Saturday, March 22, 2008

Participants of Christ's Suffering

Some denominations have a strict division between what Christ does and what we do. According to them, Christ does everything necessary for our salvation, while we only receive the finished product.

We should recognize that this strict separation arises from a certain humility; that is, not wanting man to have any share in the glory that belongs to Christ. This humility ought to move us deeply, and we should honor it. Yet, from an Orthodox point of view, such a strict separation, by definition, is the very opposite of salvation!

What does Christ Himself say? “And the glory which You gave Me I have given them, that they may be one just as We are one…” (John 17:22) He wants to share His own glory, the very glory the Father gave Him, with those who are His own!

In Orthodox teaching, salvation = communion with Christ. (The Greek word koinonia is communion, not “fellowship”!) Communion with Christ means we share by grace all that He is by nature; in our flesh thinking His thoughts, speaking His words, and doing His deeds. We let Him live His life in our flesh. “I live, yet not I, but Christ lives in me…” (Galatians 2:20. This is too often an aspiration more than current fact.) There is no greater intimacy with someone else than to let Him live His life through our minds and bodies. This is the sense in which we are quite literally His body: His Spirit operates in our flesh. And this glorifies Him. “And all mine are thine, and thine are mine; and I am glorified in them.” (John 17:10)

This communion with Christ is not a means to some other end (such as getting into heaven). We aren’t made one with Christ in order to become eligible to receive eternal life, but the other way around: God bestows eternal life upon us, unworthy though we be, that we may be completely one with Him Who IS life and resurrection, because as long as death lurks in our members, we are incompatible with Him. Christ is the end, the goal, the Alpha and Omega. Yes, He is the Door into heaven, but He also IS heaven. He Himself is our paradise, and we go there for the sake of being with Him (rather than going to Him for the sake of getting there).
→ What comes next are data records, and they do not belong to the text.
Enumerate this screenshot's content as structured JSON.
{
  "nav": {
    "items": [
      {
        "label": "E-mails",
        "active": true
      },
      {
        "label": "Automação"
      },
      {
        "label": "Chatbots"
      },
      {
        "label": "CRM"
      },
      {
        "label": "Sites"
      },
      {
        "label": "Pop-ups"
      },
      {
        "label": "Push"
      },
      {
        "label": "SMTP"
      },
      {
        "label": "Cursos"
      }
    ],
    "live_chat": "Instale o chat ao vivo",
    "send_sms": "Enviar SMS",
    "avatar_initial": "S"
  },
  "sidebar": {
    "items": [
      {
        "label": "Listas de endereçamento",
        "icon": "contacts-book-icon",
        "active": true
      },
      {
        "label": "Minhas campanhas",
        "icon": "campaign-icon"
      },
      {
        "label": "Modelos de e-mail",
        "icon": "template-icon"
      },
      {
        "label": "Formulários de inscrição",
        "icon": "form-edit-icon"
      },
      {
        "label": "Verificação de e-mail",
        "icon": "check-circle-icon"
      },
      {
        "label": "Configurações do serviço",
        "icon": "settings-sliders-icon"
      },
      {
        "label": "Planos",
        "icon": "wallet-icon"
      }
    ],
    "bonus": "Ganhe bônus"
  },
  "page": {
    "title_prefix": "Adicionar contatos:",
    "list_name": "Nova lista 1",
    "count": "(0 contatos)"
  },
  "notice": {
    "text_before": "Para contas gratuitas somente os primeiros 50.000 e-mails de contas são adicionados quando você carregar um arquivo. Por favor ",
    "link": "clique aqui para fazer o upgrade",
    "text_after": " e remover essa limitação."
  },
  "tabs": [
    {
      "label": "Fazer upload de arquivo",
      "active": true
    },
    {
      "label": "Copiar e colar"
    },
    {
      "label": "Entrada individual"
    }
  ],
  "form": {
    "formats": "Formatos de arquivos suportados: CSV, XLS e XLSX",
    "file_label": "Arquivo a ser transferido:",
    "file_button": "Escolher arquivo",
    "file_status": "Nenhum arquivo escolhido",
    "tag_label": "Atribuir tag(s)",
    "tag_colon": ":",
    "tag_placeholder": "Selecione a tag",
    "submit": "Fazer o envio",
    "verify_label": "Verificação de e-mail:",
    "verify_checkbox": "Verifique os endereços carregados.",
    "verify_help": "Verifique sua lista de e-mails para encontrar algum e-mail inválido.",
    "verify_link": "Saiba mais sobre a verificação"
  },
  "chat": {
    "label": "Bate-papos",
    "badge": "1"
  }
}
Being made one with Him in Holy Baptism means sharing in His life and in His death. (Romans 6:3) It means being “partakers of Christ’s sufferings.” (I Peter 4:13) St. Paul counts everything but loss “that I may know him, and the power of his resurrection, and the communion of his sufferings, being made conformable unto his death.” And in fact, the chief glory of the Christian’s suffering is precisely that it is Christ suffering in him. “For it is God which works in you both to will and to do of [his] good pleasure.” (Philippians 2:13) Yes, He is still able and willing to suffer for our sake, not in the body that was crucified, but in Christians’ bodies, as St. John Chrysostom says. As Christ Himself put it, ”Inasmuch as ye have done [it] unto one of the least of these my brethren, ye have done [it] unto me.” And on the road to Damascus, Saul of Tarsus heard Jesus say, “Saul, Saul, why do you persecute Me?” (Acts 9:3)

As St. John Chrysostom said, ”Look how He hath knitted us unto Himself.” !!!

That is why everything the Christian does is (supposed to be) a sacrifice to God. We are called to give up living according to the promptings of our own flesh, and instead live according to the promptings of the Holy Spirit, allowing Him to express Himself in our flesh (or rather, to express Christ, for the Spirit always expresses the Son, rather than Himself).

Philippians 2:17 Yea, and if I be offered upon the sacrifice and service of your faith, I joy, and rejoice with you all.

Ephesians 5:2 And walk in love, as Christ also hath loved us, and hath given himself for us an offering and a sacrifice to God for a sweet-smelling savor.


And the Holy Communion is where, most of all, we are made participants of Christ’s suffering. NOT that His once-for-all sacrifice was in any way incomplete or deficient! But, for another reason altogether: that, for love's sake, we may join Him in this, too, as in all else. Time and space are transcended as, by the power of the Holy Spirit, we stand at the foot of His cross, eyewitnesses no less than those who were historically present, and participants with Him as we offer with Him His all-sufficient and once-for-all sacrifice and join to it our own sacrifice, of our selves, of our lives, of our deaths, of our love, obedience, thanks, and praise.

Christ wants to have with us not simply communion, but that very communion of mutual indwelling that He has with the Father:

John 17:21-26 that they all may be one, as You, Father, are in Me, and I in You; that they also may be one in Us, that the world may believe that You sent Me. And the glory which You gave Me I have given them, that they may be one just as We are one: I in them, and You in Me; that they may be made perfect in one, and that the world may know that You have sent Me, and have loved them as You have loved Me. "Father, I desire that they also whom You gave Me may be with Me where I am, that they may behold My glory which You have given Me; for You loved Me before the foundation of the world. O righteous Father! The world has not known You, but I have known You; and these have known that You sent Me. And I have declared to them Your name, and will declare it, that the love with which You loved Me may be in them, and I in them."